Ein Schlaganfall bedeutet, dass die Blutzufuhr in einem Bereich des Gehirns unterbrochen ist. Je mehr Gehirnzellen durch die fehlende Blutzufuhr absterben, desto schwerer können die Folgeschäden ausfallen. Deshalb muss immer rasch gehandelt werden.
Es werden zwei verschiedene Formen von Schlaganfällen unterschieden: In 85 Prozent der Fälle verstopft ein Blutgerinnsel ein Gefäss. Die Nervenzellen im betroffenen Bereich erhalten zu wenig oder gar keinen Sauerstoff und keine Nährstoffe. In den restlichen 15 Prozent der Fälle ist eine Hirnblutung vorhanden. Durch das Platzen eines Gefässes ergiesst sich Blut in das Gehirn. Der Druck des austretenden Blutes schädigt das umliegende Gewebe zusätzlich.

Häufige Symptome eines Schlaganfalls sind Seh-, Sprach-, Empfindungs- und Gleichgewichtsstörungen sowie auch Schwäche, Lähmungen und Schwindel. Bei Frauen sind mögliche Symptome auch Kopfschmerzen, Übelkeit oder Atemnot. Diese Beschwerden können auch andere Ursachen haben. Wie weiss man, wann man reagieren muss?

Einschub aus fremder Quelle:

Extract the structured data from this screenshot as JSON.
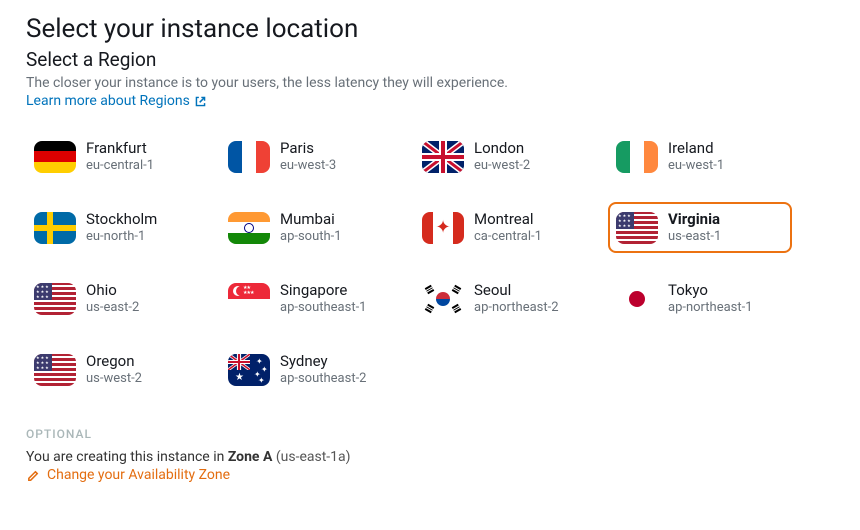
{
  "heading": "Select your instance location",
  "subheading": "Select a Region",
  "description": "The closer your instance is to your users, the less latency they will experience.",
  "learn_more_label": "Learn more about Regions",
  "regions": [
    {
      "name": "Frankfurt",
      "code": "eu-central-1",
      "flag": "de",
      "selected": false
    },
    {
      "name": "Paris",
      "code": "eu-west-3",
      "flag": "fr",
      "selected": false
    },
    {
      "name": "London",
      "code": "eu-west-2",
      "flag": "gb",
      "selected": false
    },
    {
      "name": "Ireland",
      "code": "eu-west-1",
      "flag": "ie",
      "selected": false
    },
    {
      "name": "Stockholm",
      "code": "eu-north-1",
      "flag": "se",
      "selected": false
    },
    {
      "name": "Mumbai",
      "code": "ap-south-1",
      "flag": "in",
      "selected": false
    },
    {
      "name": "Montreal",
      "code": "ca-central-1",
      "flag": "ca",
      "selected": false
    },
    {
      "name": "Virginia",
      "code": "us-east-1",
      "flag": "us",
      "selected": true
    },
    {
      "name": "Ohio",
      "code": "us-east-2",
      "flag": "us",
      "selected": false
    },
    {
      "name": "Singapore",
      "code": "ap-southeast-1",
      "flag": "sg",
      "selected": false
    },
    {
      "name": "Seoul",
      "code": "ap-northeast-2",
      "flag": "kr",
      "selected": false
    },
    {
      "name": "Tokyo",
      "code": "ap-northeast-1",
      "flag": "jp",
      "selected": false
    },
    {
      "name": "Oregon",
      "code": "us-west-2",
      "flag": "us",
      "selected": false
    },
    {
      "name": "Sydney",
      "code": "ap-southeast-2",
      "flag": "au",
      "selected": false
    }
  ],
  "optional_label": "OPTIONAL",
  "zone_sentence_prefix": "You are creating this instance in ",
  "zone_name": "Zone A",
  "zone_code_paren": "(us-east-1a)",
  "change_zone_label": "Change your Availability Zone"
}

Typisch bei einem Schlaganfall ist, dass die Symptome plötzlich an einem bestimmten Ort auftreten – beispielsweise ist eine Körperseite, ein Teil des Gesichtsfelds oder die Sprache betroffen. Zudem treten die Symptome in einer Art auf, die man nicht kennt: ungewöhnliche Kopfschmerzen oder ein bisher unbekannter Schwindel sind Anzeichen.
Die Behandlungsmöglichkeiten eines Schlaganfalls sind in den ersten Minuten und Stunden nach Auftreten der Symptome am grössten. Deshalb muss sofort die Notrufnummer 144 alarmiert werden. Ein Patient oder eine Patientin meldet sich lieber zehn Mal zu oft als einmal zu wenig.

Spielt es eine Rolle, in welches Spital ein Patient oder eine Patientin gebracht wird?

Ja, allerdings. In der Schweiz wissen viele Menschen nicht, dass Schlaganfälle in spezialisierten Schlaganfall-Zentren behandelt werden müssen. Nur etwa die Hälfte aller Patienten landen in solchen Zentren wie beispielsweise dem Stroke Center des KSA. Dieses bietet viele Vorteile.

Welche sind das?

Die Behandlungskonzepte sind hochstandardisiert. Sobald uns der Rettungsdienst oder ein Partnerspital informiert, dass ein Patient oder eine Patientin auf dem Weg zu uns ist, bereiten sich die verschiedenen Fachpersonen vor.
Wir messen auch die verstrichenen Minuten sämtlicher Etappen: Von den ersten Symptomen bis zum Eingang des KSA, danach bis zur Durchführung der Computertomographie und der Injektion bis zur Wiedereröffnung (Rekanalisation) der Gefässe. Ein eingespieltes Team bestehend aus dem Rettungsdienst, den Neurologen, dem Pflegepersonal des Notfalls, den Neuroradiologinnen oder den Intensivmedizinern behandelt die Patientinnen und Patienten. Diese erhalten so die optimale Behandlung in möglichst kurzer Zeit.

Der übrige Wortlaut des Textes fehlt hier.